Women working full time receive 18% less than men in their average weekly base rate earnings. This has risen from about 15% ten years ago. But this gap widens to about 25% when total remuneration, which includes overtime, bonuses, etc, is taken into account. If you include part-time and casual workers, the average weekly earnings for men in May 2014 was $1430 while for women it was $940.
Women comprise 48.5% of all employees — 54% work full-time and 46% part-time. They hold 70% of all part-time jobs but 494,000 women who work part-time would like more hours. More than 55% of all casual jobs with no leave benefits and little job security are held by women and Australia has one of the highest ratios of part-time to full-time work in the OECD.
Why are so many women in insecure employment? Lack of access to and the cost of childcare are the main drivers.
Just as childcare services have shifted into the private-for-profit sector, there is a huge reliance on unpaid caring responsibilities falling disproportionately on women: 70% of Australia's 825,000 unpaid primary carers (not including parents) are women.

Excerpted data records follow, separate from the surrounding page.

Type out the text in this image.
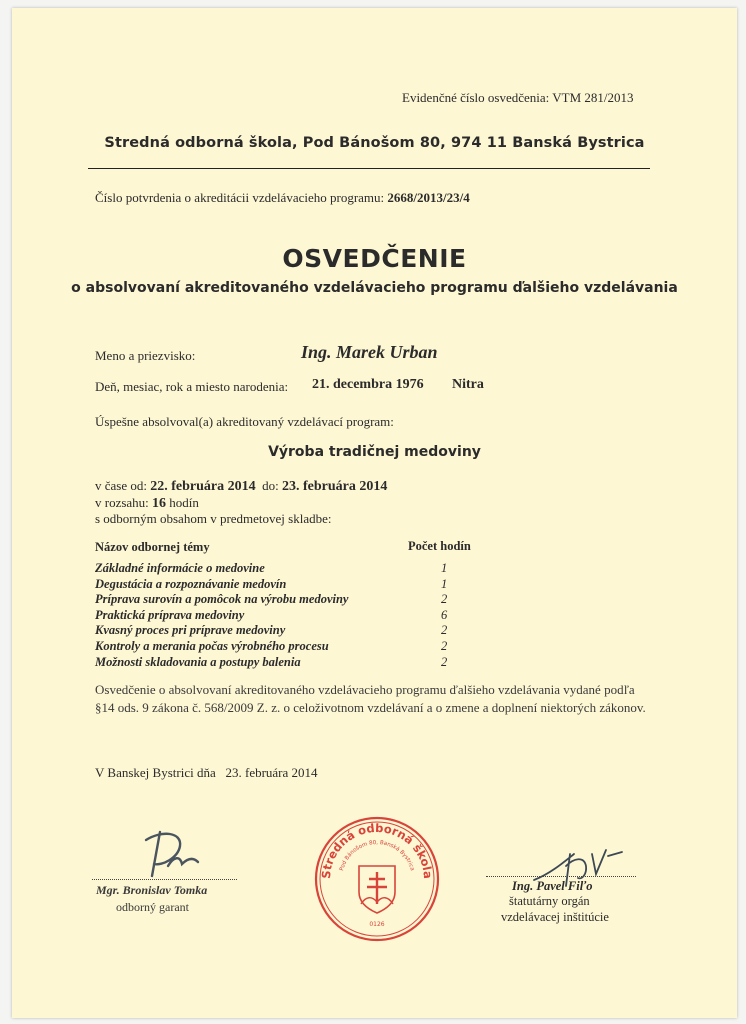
Evidenčné číslo osvedčenia: VTM 281/2013
Stredná odborná škola, Pod Bánošom 80, 974 11 Banská Bystrica
Číslo potvrdenia o akreditácii vzdelávacieho programu: 2668/2013/23/4
OSVEDČENIE
o absolvovaní akreditovaného vzdelávacieho programu ďalšieho vzdelávania
Meno a priezvisko:	Ing. Marek Urban
Deň, mesiac, rok a miesto narodenia: 21. decembra 1976 Nitra
Úspešne absolvoval(a) akreditovaný vzdelávací program:
Výroba tradičnej medoviny
v čase od: 22. februára 2014 do: 23. februára 2014
v rozsahu: 16 hodín
s odborným obsahom v predmetovej skladbe:
Názov odbornej témy	Počet hodín
Základné informácie o medovine	1
Degustácia a rozpoznávanie medovín	1
Príprava surovín a pomôcok na výrobu medoviny	2
Praktická príprava medoviny	6
Kvasný proces pri príprave medoviny	2
Kontroly a merania počas výrobného procesu	2
Možnosti skladovania a postupy balenia	2
Osvedčenie o absolvovaní akreditovaného vzdelávacieho programu ďalšieho vzdelávania vydané podľa §14 ods. 9 zákona č. 568/2009 Z. z. o celoživotnom vzdelávaní a o zmene a doplnení niektorých zákonov.
V Banskej Bystrici dňa 23. februára 2014
Mgr. Bronislav Tomka
odborný garant
Stredná odborná škola
Pod Bánošom 80, Banská Bystrica
0126
Ing. Pavel Fiľo
štatutárny orgán
vzdelávacej inštitúcie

This includes elder care, child care, disability care, etc. The value of such informal care has been estimated at $43.7 billion a year.
Professor Marion Baird says women should not argue their advancement on the basis of inequality and the struggle for justice. Instead women, particularly those seeking to rise into the highest level of jobs in business, should make the “business case” argument for their advancement to be based on a loss of valuable experience and talent needed to increase productivity and business capability.
I would argue the reverse. We have already had the business case application which has led to the growth of insecure work and the erosion of women's financial independence and working conditions.
It is part of the whole thrust of neoliberalism that has led to ongoing attacks on unions and on union membership. We need to learn from the lessons of past struggles and organise collectively, not rely on competitive individual solutions that undermine the jobs and living conditions of the majority.